The plot of the play centers around the officers and the convicts that arrived in this land and have to begin their lives there. The play focuses on a prison officer who decides to put on a play with the convicts in it, most of whom are illiterate. The impact of this play on the new society formed in Australia is extremely powerful, making waves in the lives of the convicts and prison guards.

When asked why he decided to put on this particular play, Associate Professor of Theatre and Director of Our Country’s Good, Jim Crawford answered: “I’ve had my eye on this play for several years. But I was on sabbatical last semester and I got to go to Australia for the first time. I thought: ‘Ooh! This is the year for Our Country’s Good because I can actually do research over there.’ In Sydney I went to some of the historical sights and filled myself up with Australian history.”
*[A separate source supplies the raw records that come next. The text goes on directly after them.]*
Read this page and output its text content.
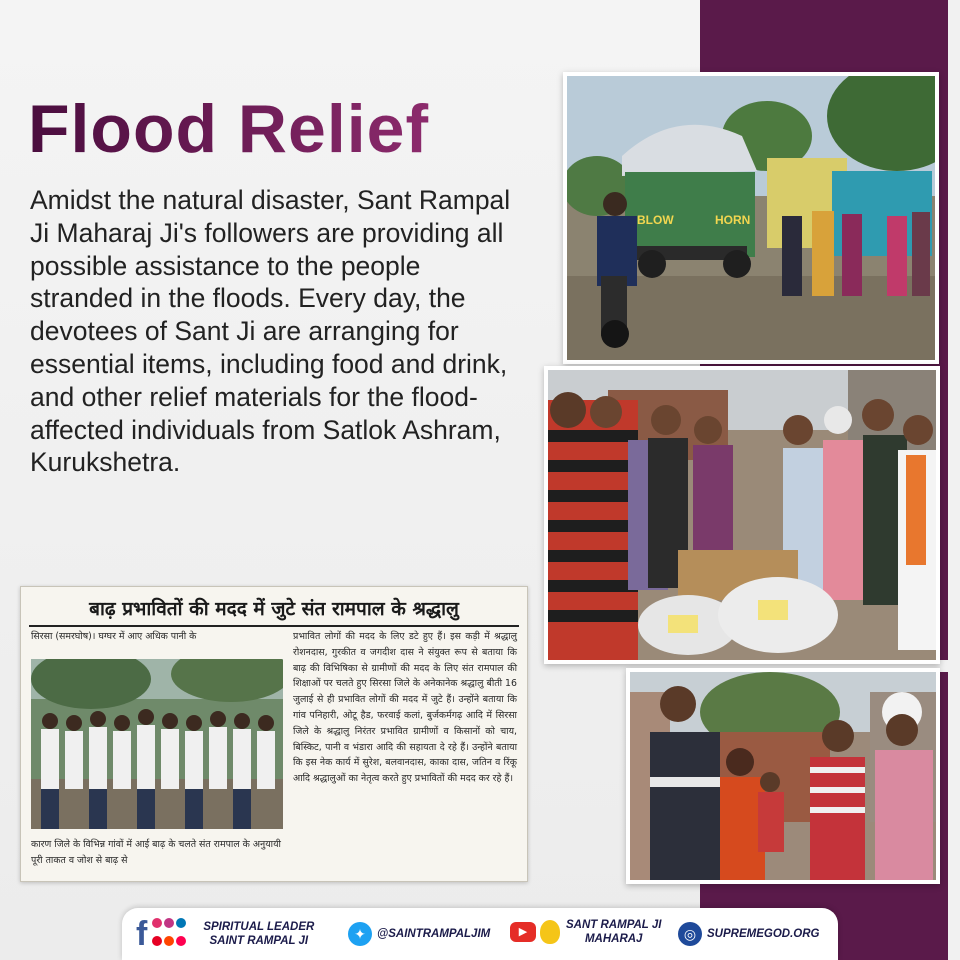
Flood Relief

Amidst the natural disaster, Sant Rampal Ji Maharaj Ji's followers are providing all possible assistance to the people stranded in the floods. Every day, the devotees of Sant Ji are arranging for essential items, including food and drink, and other relief materials for the flood-affected individuals from Satlok Ashram, Kurukshetra.

BLOW	HORN
बाढ़ प्रभावितों की मदद में जुटे संत रामपाल के श्रद्धालु

सिरसा (समरघोष)। घग्घर में आए अधिक पानी के

कारण जिले के विभिन्न गांवों में आई बाढ़ के चलते संत रामपाल के अनुयायी पूरी ताकत व जोश से बाढ़ से

प्रभावित लोगों की मदद के लिए डटे हुए हैं। इस कड़ी में श्रद्धालु रोशनदास, गुरकीत व जगदीश दास ने संयुक्त रूप से बताया कि बाढ़ की विभिषिका से ग्रामीणों की मदद के लिए संत रामपाल की शिक्षाओं पर चलते हुए सिरसा जिले के अनेकानेक श्रद्धालु बीती 16 जुलाई से ही प्रभावित लोगों की मदद में जुटे हैं। उन्होंने बताया कि गांव पनिहारी, ओटू हैड, फरवाई कलां, बुर्जकर्मगढ़ आदि में सिरसा जिले के श्रद्धालु निरंतर प्रभावित ग्रामीणों व किसानों को चाय, बिस्किट, पानी व भंडारा आदि की सहायता दे रहे हैं। उन्होंने बताया कि इस नेक कार्य में सुरेश, बलवानदास, काका दास, जतिन व रिंकू आदि श्रद्धालुओं का नेतृत्व करते हुए प्रभावितों की मदद कर रहे हैं।

f	SPIRITUAL LEADER
SAINT RAMPAL JI	✦ @SAINTRAMPALJIM	▶
SANT RAMPAL JI
MAHARAJ	◎ SUPREMEGOD.ORG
Crawford’s experiences in Australia not only informed him of the history of this place, but also gave him some insight into the world of Aboriginal artwork, which will greatly influence the set of the show. He also commented that being in Sydney informed him that the topics covered in the show are still prevalent today in Australian culture. 

Crawford stated,“I just got to soak it up. Sydney, as a city, is loaded with history and stories about this time because it’s when white people arrived. It is well remembered and argued over, just like the Civil War is in this country. You feel its presence.”

Crawford’s personal connection to this culture and his experience with individuals in Australia will greatly shape this work of art, making it truly in touch with the story it is telling.

The play had a great turn out at auditions, and the cast began rehearsing recently with great enthusiasm. The play features Miranda Nelson (C’22) as Mary Brenham and Nick Govindon (C’21) as Ralph Clark. One of the daunting aspects of the play the many talented actors will take on is that there are no American characters in this play. The actors will be sporting all kinds of accents, from Cockney to Scottish to Irish. 

Crawford explained that the dialect work will be intense, and that the actors will be spending much of the first weeks of rehearsal learning and perfecting these accents, as well as understanding the history behind the play. 

When asked about what is at the heart of the play, Crawford replied: “It’s one of those plays that always feels relevant. The way we view criminals. The way we view immigrants. The way we view outsiders. And the way some people want to take away their humanity– it’s a very strong theme in this play. I think that’s something we can all stand to wrestle with right now.” 

There is no doubt that this piece of theatre will be compelling and applicable to the current state of our country. Our Country’s Good will perform at the Tennessee Williams Center the weekend before fall break, October 10-13.